Солнце стояло уже довольно низко, но трава под каштаном была сухая и теплая. Я села на траву и стала думать, что мне грозит. С биологией было покончено, полностью, раз и навсегда, но, может быть, теперь они вообще не дадут мне получить аттестат зрелости. Но я уже настолько успокоилась, что даже эта мрачная перспектива не особенно меня волновала. Ничего, стану парикмахершей, как каланча из десятого «Б», но только точно — дамской парикмахершей, иначе я обязательно попаду в черный кадровый список, когда откажусь намыливать голову директору или учителю биологии. Ах да, мой любимый учитель биологии — ведь по дороге сюда, думая о нем, я снова вспомнила одну фразу, которую когда-то давно моя бабушка сказала своей дочери: «Любовь зла — полюбишь и козла, и тогда его харя будет тебе краше луны и звезд». В общем-то, мой учитель биологии мало был похож на козла, но, пожалуй, он чуть-чуть смахивал на Бизальцки в молодости, лицо которого тогда, после града бронзовок, осыпавшего меня там, под яблонями, напомнило мне луну. Интересно, бабушка, говоря эти слова, имела в виду только своего зятя или вообще всех мужчин, а может быть, всех людей, мужского и женского пола, или всех тварей, включая животных и растения, неважно, какого пола?
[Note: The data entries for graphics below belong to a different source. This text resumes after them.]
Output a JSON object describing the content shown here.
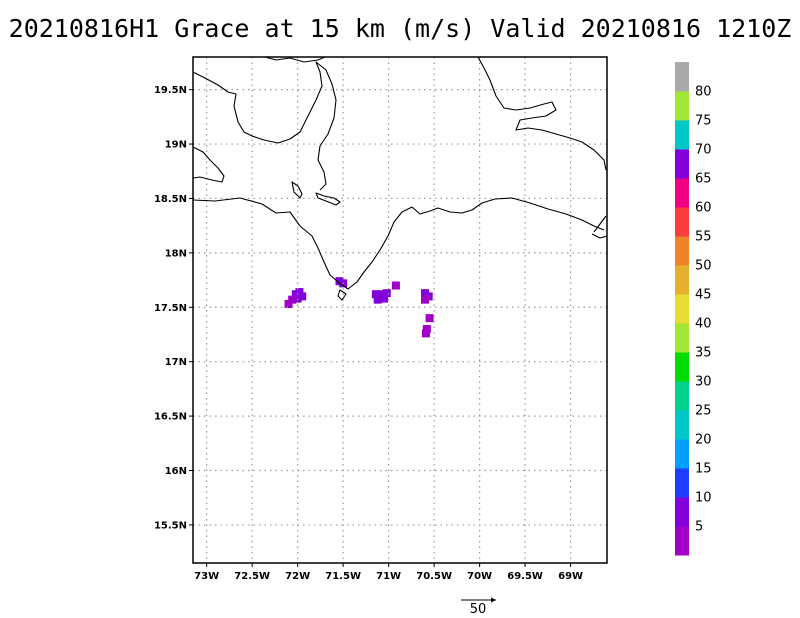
{
  "title": "20210816H1 Grace at 15 km (m/s) Valid 20210816 1210Z",
  "map": {
    "lon_range": [
      -73.15,
      -68.6
    ],
    "lat_range": [
      15.15,
      19.8
    ],
    "lon_ticks": [
      {
        "value": -73.0,
        "label": "73W"
      },
      {
        "value": -72.5,
        "label": "72.5W"
      },
      {
        "value": -72.0,
        "label": "72W"
      },
      {
        "value": -71.5,
        "label": "71.5W"
      },
      {
        "value": -71.0,
        "label": "71W"
      },
      {
        "value": -70.5,
        "label": "70.5W"
      },
      {
        "value": -70.0,
        "label": "70W"
      },
      {
        "value": -69.5,
        "label": "69.5W"
      },
      {
        "value": -69.0,
        "label": "69W"
      }
    ],
    "lat_ticks": [
      {
        "value": 19.5,
        "label": "19.5N"
      },
      {
        "value": 19.0,
        "label": "19N"
      },
      {
        "value": 18.5,
        "label": "18.5N"
      },
      {
        "value": 18.0,
        "label": "18N"
      },
      {
        "value": 17.5,
        "label": "17.5N"
      },
      {
        "value": 17.0,
        "label": "17N"
      },
      {
        "value": 16.5,
        "label": "16.5N"
      },
      {
        "value": 16.0,
        "label": "16N"
      },
      {
        "value": 15.5,
        "label": "15.5N"
      }
    ],
    "wind_cells": [
      {
        "lon": -72.02,
        "lat": 17.62,
        "speed": 7
      },
      {
        "lon": -71.98,
        "lat": 17.64,
        "speed": 8
      },
      {
        "lon": -72.0,
        "lat": 17.58,
        "speed": 6
      },
      {
        "lon": -72.06,
        "lat": 17.57,
        "speed": 4
      },
      {
        "lon": -72.1,
        "lat": 17.53,
        "speed": 3
      },
      {
        "lon": -71.95,
        "lat": 17.6,
        "speed": 7
      },
      {
        "lon": -71.54,
        "lat": 17.74,
        "speed": 6
      },
      {
        "lon": -71.5,
        "lat": 17.72,
        "speed": 5
      },
      {
        "lon": -71.14,
        "lat": 17.62,
        "speed": 7
      },
      {
        "lon": -71.08,
        "lat": 17.62,
        "speed": 7
      },
      {
        "lon": -71.02,
        "lat": 17.63,
        "speed": 6
      },
      {
        "lon": -71.12,
        "lat": 17.57,
        "speed": 5
      },
      {
        "lon": -71.05,
        "lat": 17.58,
        "speed": 5
      },
      {
        "lon": -70.92,
        "lat": 17.7,
        "speed": 4
      },
      {
        "lon": -70.6,
        "lat": 17.63,
        "speed": 7
      },
      {
        "lon": -70.56,
        "lat": 17.6,
        "speed": 6
      },
      {
        "lon": -70.6,
        "lat": 17.57,
        "speed": 4
      },
      {
        "lon": -70.55,
        "lat": 17.4,
        "speed": 4
      },
      {
        "lon": -70.58,
        "lat": 17.3,
        "speed": 3
      },
      {
        "lon": -70.59,
        "lat": 17.26,
        "speed": 3
      }
    ]
  },
  "colorbar": {
    "colors": [
      "#a000c8",
      "#8200dc",
      "#1e3cff",
      "#00a0ff",
      "#00c8c8",
      "#00d28c",
      "#00dc00",
      "#a0e632",
      "#e6dc32",
      "#e6af2d",
      "#f08228",
      "#fa3c3c",
      "#f00082",
      "#8200dc",
      "#00c8c8",
      "#a0e632",
      "#aaaaaa"
    ],
    "labels": [
      "5",
      "10",
      "15",
      "20",
      "25",
      "30",
      "35",
      "40",
      "45",
      "50",
      "55",
      "60",
      "65",
      "70",
      "75",
      "80"
    ]
  },
  "reference_vector": {
    "label": "50",
    "value": 50
  }
}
Я устала, и трагический пафос моих собственных размышлений мне, честно говоря, прискучил. Но я не хотела уходить из парка, потому что знала: это прощание навсегда. Я положила ящичек себе на колени, дыхнула на стекло и краешком блузки зачем-то протерла его. Потом я нащупала концы изоленты, которой обтянула крышку и края гробика, и с легкостью сорвала ленту. Достала из ящика жуков, вынула из них булавки, поднялась с земли и долго ходила по поляне с жуками в руках, пока не пристроила каждого на какую-нибудь травинку или листочек.
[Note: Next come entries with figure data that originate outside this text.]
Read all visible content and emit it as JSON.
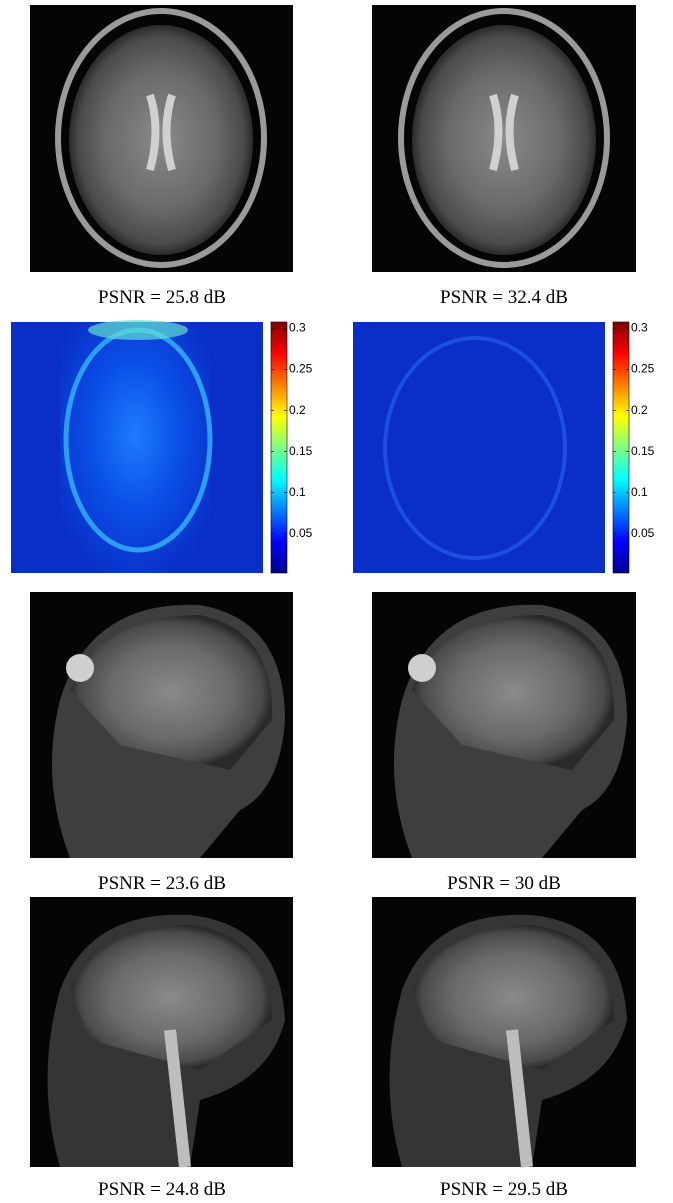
{
  "captions": [
    [
      "PSNR = 25.8 dB",
      "PSNR = 32.4 dB"
    ],
    [
      "PSNR = 23.6 dB",
      "PSNR = 30 dB"
    ],
    [
      "PSNR = 24.8 dB",
      "PSNR = 29.5 dB"
    ]
  ],
  "colorbars": [
    {
      "ticks": [
        0.05,
        0.1,
        0.15,
        0.2,
        0.25,
        0.3
      ],
      "limits": [
        0.002,
        0.308
      ]
    },
    {
      "ticks": [
        0.05,
        0.1,
        0.15,
        0.2,
        0.25,
        0.3
      ],
      "limits": [
        0.002,
        0.308
      ]
    }
  ]
}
Найдя каждому уютное местечко, я вернулась обратно под каштан, прислонилась спиной к его стволу и тихонько съехала вниз, приземлившись на задницу. Теперь мне уже не видно было всех жуков, но я изо всех сил старалась убедить себя, что в зеленой траве их аляповатые фигурки выглядят почти как живые.
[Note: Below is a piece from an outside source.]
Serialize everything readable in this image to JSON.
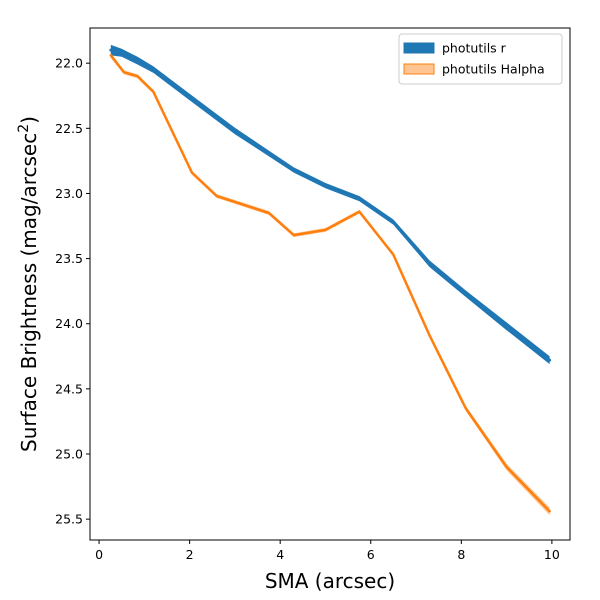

Опасаясь моего присутствия, но сгорая от любопытства при виде отливающего зеленью непонятного существа в оранжевых точках, которое она на расстоянии нескольких метров от меня — я отсюда спокойно могла попасть в нее камнем — высмотрела возле большого листа мать-и-мачехи, появилась ворона. То и дело предусмотрительно отскакивая назад, она концентрическими кругами все ближе подбиралась к жуку. Удостоверившись, что теперь она точно достанет этого майского жука с головой бронзовки, ворона на мгновение отвернула клюв в сторону и потом молниеносно и до того сильно клюнула мутанта, что он моментально распался на части, вороний клюв ткнулся в землю, брызнули в стороны комочки земли, а между травинками образовался небольшой черный кратер. Ворона отлетела в сторону, но тут же вернулась назад, еще несколько раз клюнула покрытое лаком жучье туловище, но потом оставила его в покое, недоуменно помотала головой, расправила перья и, поначалу медленными взмахами, напоминавшими известные физкультурные упражнения, а потом все быстрее и быстрее хлопая крыльями, поднялась с земли.